Record allocated sizes for tensors instead of actual tensor sizes.

Substract back temp memory for reduction op because its temp memory becomes output memory. Change: 150130275

Record allocated sizes for tensors instead of actual tensor sizes.
Substract back temp memory for reduction op because its temp memory becomes output memory. Change: 150130275
e11c2c28 · Yuefeng Zhou · TensorFlower Gardener · fafd5b24 · e11c2c28 · e11c2c28
6 changed file
--- a/tensorflow/core/framework/op_kernel.h
+++ b/tensorflow/core/framework/op_kernel.h
@@ -207,7 +207,7 @@ class PersistentTensor {

  int64 NumElements() const { return tensor_.NumElements(); }

-  int64 TotalBytes() const { return tensor_.TotalBytes(); }
+  int64 AllocatedBytes() const { return tensor_.AllocatedBytes(); }

 private:
  Tensor tensor_;

--- a/tensorflow/core/framework/tensor.cc
+++ b/tensorflow/core/framework/tensor.cc
@@ -730,6 +730,18 @@ size_t Tensor::TotalBytes() const {
  return 0;  // Makes compiler happy.
 }

+size_t Tensor::AllocatedBytes() const {
+  TensorDescription tensor_description;
+  FillDescription(&tensor_description);
+  if (tensor_description.has_allocation_description() &&
+      tensor_description.allocation_description().allocated_bytes() > 0) {
+    return tensor_description.allocation_description().allocated_bytes();
+  } else {
+    // Fall back to TotalBytes() if the allocator doesn't have its size.
+    return TotalBytes();
+  }
+}
+
 bool Tensor::CanUseDMA() const {
  CASES(dtype(), return is_simple_type<T>::value);
  return false;  // Makes compiler happy.

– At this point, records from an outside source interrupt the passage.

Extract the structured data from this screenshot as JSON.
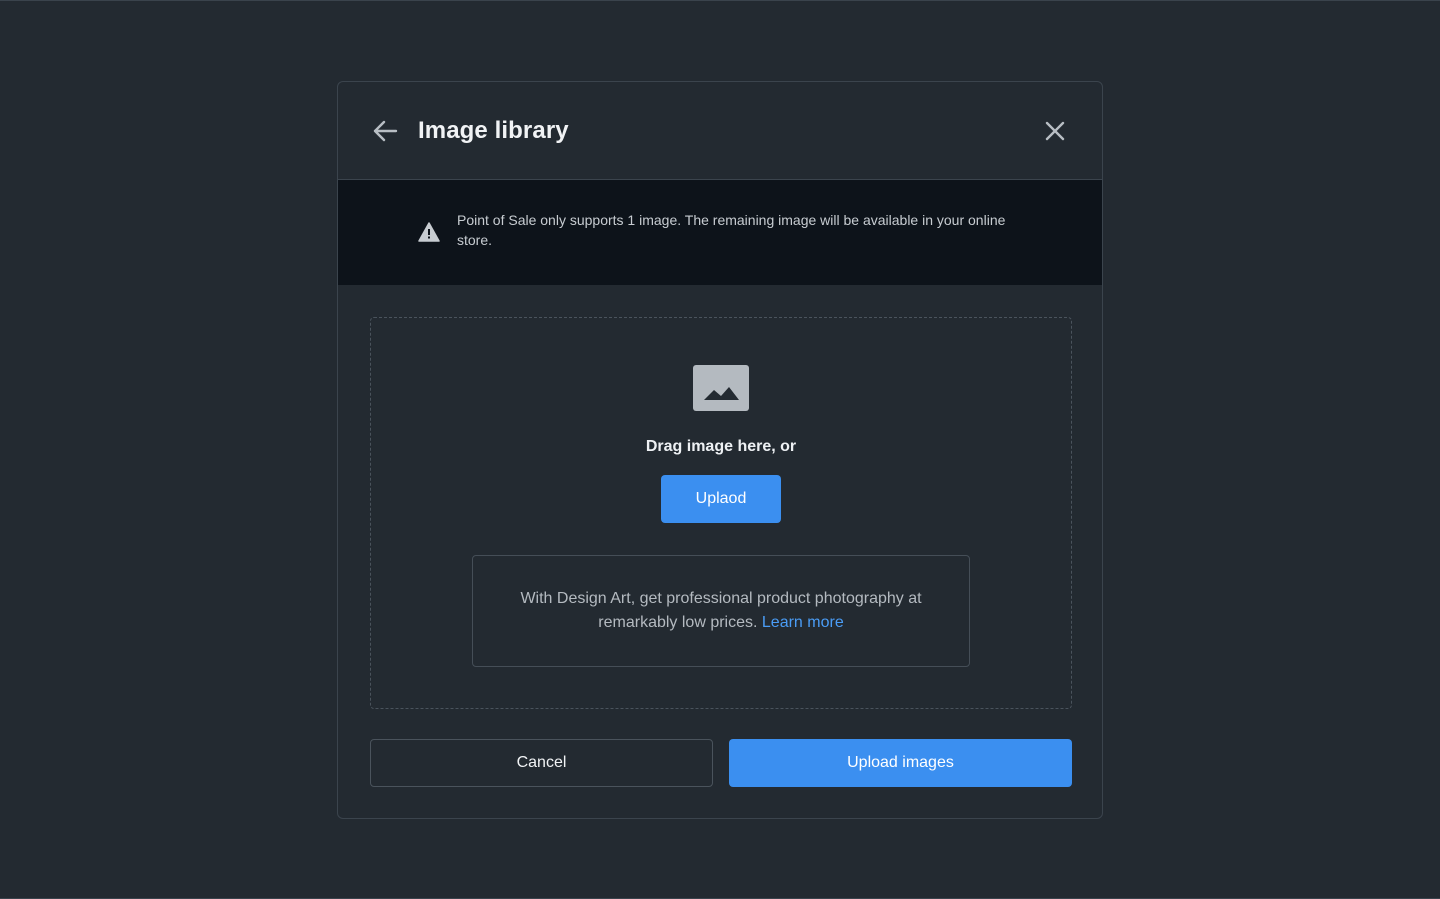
{
  "modal": {
    "title": "Image library",
    "back_icon": "arrow-left-icon",
    "close_icon": "close-icon"
  },
  "banner": {
    "icon": "warning-icon",
    "message": "Point of Sale only supports 1 image. The remaining image will be available in your online store."
  },
  "dropzone": {
    "icon": "image-placeholder-icon",
    "drag_text": "Drag image here, or",
    "upload_label": "Uplaod",
    "promo_text": "With Design Art, get professional product photography at remarkably low prices.",
    "promo_link": "Learn more"
  },
  "footer": {
    "cancel_label": "Cancel",
    "submit_label": "Upload images"
  },
  "colors": {
    "background": "#232a31",
    "banner": "#0d131a",
    "accent": "#3b8ff0",
    "link": "#4a9cf5"
  }
}
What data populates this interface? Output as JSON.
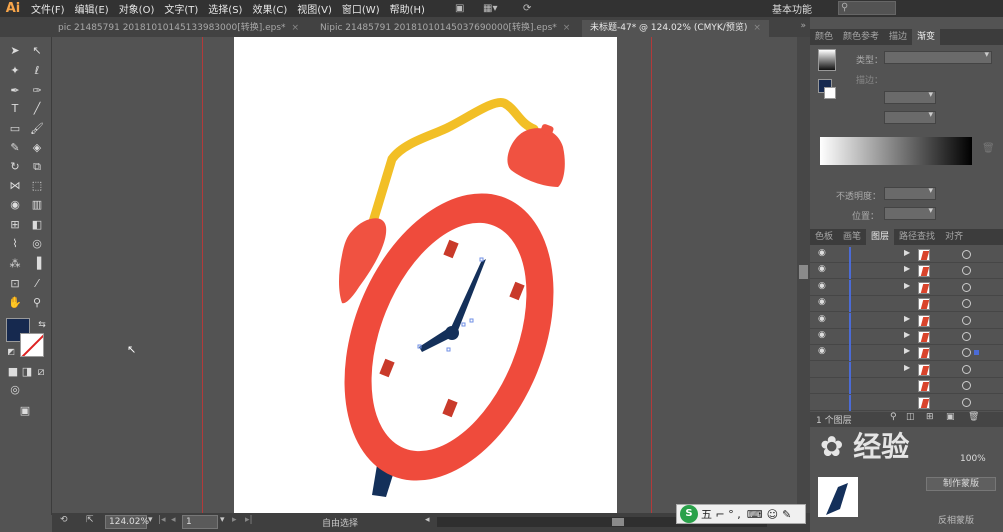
{
  "app": {
    "logo": "Ai"
  },
  "menu": [
    "文件(F)",
    "编辑(E)",
    "对象(O)",
    "文字(T)",
    "选择(S)",
    "效果(C)",
    "视图(V)",
    "窗口(W)",
    "帮助(H)"
  ],
  "workspace": {
    "label": "基本功能",
    "search_placeholder": ""
  },
  "tabs": [
    {
      "label": "pic 21485791 20181010145133983000[转换].eps*",
      "active": false
    },
    {
      "label": "Nipic 21485791 20181010145037690000[转换].eps*",
      "active": false
    },
    {
      "label": "未标题-47* @ 124.02% (CMYK/预览)",
      "active": true
    }
  ],
  "tabs_overflow": "»",
  "tab_close": "×",
  "status": {
    "zoom": "124.02%",
    "page": "1",
    "text": "自由选择"
  },
  "colors": {
    "fill": "#16294f",
    "clock_red": "#ef4b3c",
    "bell_red": "#f05241",
    "handle_yellow": "#f2bf26",
    "hands_navy": "#14305a",
    "accent_blue": "#4b6bd6"
  },
  "gradient_panel": {
    "tabs": [
      "颜色",
      "颜色参考",
      "描边",
      "渐变"
    ],
    "active": "渐变",
    "type_label": "类型：",
    "stroke_label": "描边：",
    "opacity_label": "不透明度：",
    "position_label": "位置："
  },
  "layers_panel": {
    "tabs": [
      "色板",
      "画笔",
      "图层",
      "路径查找",
      "对齐"
    ],
    "active": "图层",
    "footer": "1 个图层",
    "rows": [
      {
        "visible": true,
        "expand": true,
        "selected": false
      },
      {
        "visible": true,
        "expand": true,
        "selected": false
      },
      {
        "visible": true,
        "expand": true,
        "selected": false
      },
      {
        "visible": true,
        "expand": false,
        "selected": false
      },
      {
        "visible": true,
        "expand": true,
        "selected": false
      },
      {
        "visible": true,
        "expand": true,
        "selected": false
      },
      {
        "visible": true,
        "expand": true,
        "selected": true
      },
      {
        "visible": false,
        "expand": true,
        "selected": false
      },
      {
        "visible": false,
        "expand": false,
        "selected": false
      },
      {
        "visible": false,
        "expand": false,
        "selected": false
      }
    ]
  },
  "bottom_panel": {
    "percent": "100%",
    "button": "制作蒙版",
    "checkbox_label": "反相蒙版"
  },
  "ime": {
    "logo": "S",
    "text": "五 ⌐ ° ,"
  }
}
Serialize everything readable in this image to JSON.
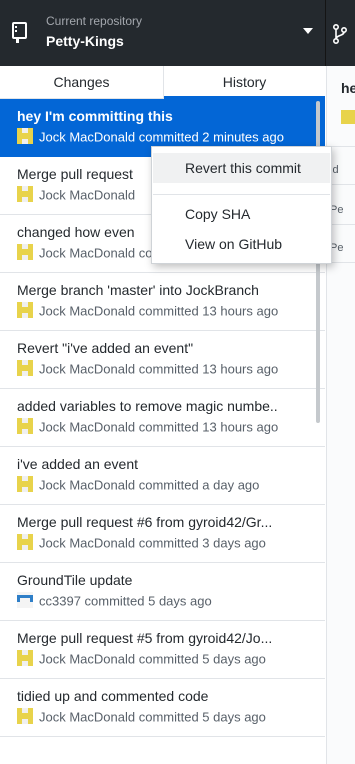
{
  "header": {
    "repo_label": "Current repository",
    "repo_name": "Petty-Kings"
  },
  "tabs": [
    {
      "label": "Changes",
      "selected": false
    },
    {
      "label": "History",
      "selected": true
    }
  ],
  "commits": [
    {
      "summary": "hey I'm committing this",
      "meta": "Jock MacDonald committed 2 minutes ago",
      "avatar": "yellow-identicon"
    },
    {
      "summary": "Merge pull request",
      "meta": "Jock MacDonald",
      "avatar": "yellow-identicon"
    },
    {
      "summary": "changed how even",
      "meta": "Jock MacDonald committed 45 minutes a...",
      "avatar": "yellow-identicon"
    },
    {
      "summary": "Merge branch 'master' into JockBranch",
      "meta": "Jock MacDonald committed 13 hours ago",
      "avatar": "yellow-identicon"
    },
    {
      "summary": "Revert \"i've added an event\"",
      "meta": "Jock MacDonald committed 13 hours ago",
      "avatar": "yellow-identicon"
    },
    {
      "summary": "added variables to remove magic numbe..",
      "meta": "Jock MacDonald committed 13 hours ago",
      "avatar": "yellow-identicon"
    },
    {
      "summary": "i've added an event",
      "meta": "Jock MacDonald committed a day ago",
      "avatar": "yellow-identicon"
    },
    {
      "summary": "Merge pull request #6 from gyroid42/Gr...",
      "meta": "Jock MacDonald committed 3 days ago",
      "avatar": "yellow-identicon"
    },
    {
      "summary": "GroundTile update",
      "meta": "cc3397 committed 5 days ago",
      "avatar": "blue-identicon"
    },
    {
      "summary": "Merge pull request #5 from gyroid42/Jo...",
      "meta": "Jock MacDonald committed 5 days ago",
      "avatar": "yellow-identicon"
    },
    {
      "summary": "tidied up and commented code",
      "meta": "Jock MacDonald committed 5 days ago",
      "avatar": "yellow-identicon"
    }
  ],
  "context_menu": {
    "revert": "Revert this commit",
    "copy_sha": "Copy SHA",
    "view_github": "View on GitHub"
  },
  "details_pane": {
    "title": "he",
    "line1": "id",
    "line2": "Pe",
    "line3": "Pe"
  },
  "colors": {
    "header_bg": "#24292e",
    "selected_row": "#0366d6",
    "avatar_yellow": "#e8d34b",
    "avatar_blue": "#2f7fc8"
  }
}
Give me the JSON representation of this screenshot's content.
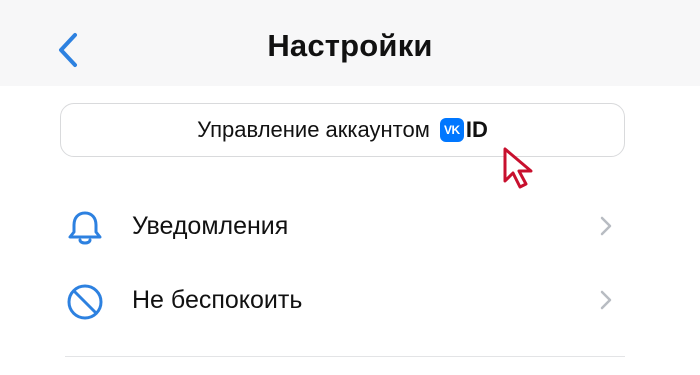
{
  "header": {
    "title": "Настройки",
    "back_icon": "chevron-left-icon"
  },
  "account": {
    "label": "Управление аккаунтом",
    "badge_text": "VK",
    "id_text": "ID",
    "badge_color": "#0077ff"
  },
  "menu": {
    "items": [
      {
        "label": "Уведомления",
        "icon": "bell-icon"
      },
      {
        "label": "Не беспокоить",
        "icon": "do-not-disturb-icon"
      }
    ]
  },
  "colors": {
    "accent": "#2d81e0",
    "cursor": "#c8102e",
    "chevron": "#b8bcc2"
  }
}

--- a/tensorflow/core/framework/tensor.h
+++ b/tensorflow/core/framework/tensor.h
@@ -144,6 +144,9 @@ class Tensor {
  /// Returns the estimated memory usage of this tensor.
  size_t TotalBytes() const;

+  // Returns the size of sallocated memory for this tensor.
+  size_t AllocatedBytes() const;
+
  /// Returns true iff this tensor is aligned.
  bool IsAligned() const {
 #if EIGEN_MAX_ALIGN_BYTES == 0

--- a/tensorflow/core/kernels/reduction_ops_common.h
+++ b/tensorflow/core/kernels/reduction_ops_common.h
@@ -235,6 +235,14 @@ class ReductionOp : public OpKernel {
    if (!out.CopyFrom(tmp_out, helper.out_shape())) {
      ctx->SetStatus(errors::Internal("Error during reduction copy."));
    }
+    if (ctx->track_allocations()) {
+      // The temporary memory becomes the output memory.
+      if (ctx->allocate_on_host(alloc_attr)) {
+        ctx->record_host_temp_memory_size(-out.AllocatedBytes());
+      } else {
+        ctx->record_device_temp_memory_size(-out.AllocatedBytes());
+      }
+    }
    ctx->set_output(0, out);
  }


--- a/tensorflow/core/kernels/typed_queue.h
+++ b/tensorflow/core/kernels/typed_queue.h
@@ -84,7 +84,7 @@ int64 SizeOf(const std::deque<PersistentTensor>& sq) {
  if (sq.empty()) {
    return 0;
  }
-  return sq.size() * sq.front().TotalBytes();
+  return sq.size() * sq.front().AllocatedBytes();
 }

 template <>
@@ -92,7 +92,7 @@ int64 SizeOf(const std::vector<PersistentTensor>& sq) {
  if (sq.empty()) {
    return 0;
  }
-  return sq.size() * sq.front().TotalBytes();
+  return sq.size() * sq.front().AllocatedBytes();
 }

 using TensorPair = std::pair<int64, PersistentTensor>;
@@ -102,7 +102,7 @@ int64 SizeOf(const std::priority_queue<TensorPair, U, V>& sq) {
  if (sq.empty()) {
    return 0;
  }
-  return sq.size() * (sizeof(TensorPair) + sq.top().second.TotalBytes());
+  return sq.size() * (sizeof(TensorPair) + sq.top().second.AllocatedBytes());
 }

 }  // namespace

--- a/tensorflow/core/kernels/variable_ops.h
+++ b/tensorflow/core/kernels/variable_ops.h
@@ -157,10 +157,11 @@ class DestroyTemporaryVariableOp : public OpKernel {
                                context->step_container()->name(), var_name_));
    if (context->track_allocations()) {
      if (context->allocate_on_host(AllocatorAttributes())) {
-        context->record_host_persistent_memory_allocation(-tmpvar.TotalBytes());
+        context->record_host_persistent_memory_allocation(
+            -tmpvar.AllocatedBytes());
      } else {
        context->record_device_persistent_memory_allocation(
-            -tmpvar.TotalBytes());
+            -tmpvar.AllocatedBytes());
      }
    }
  }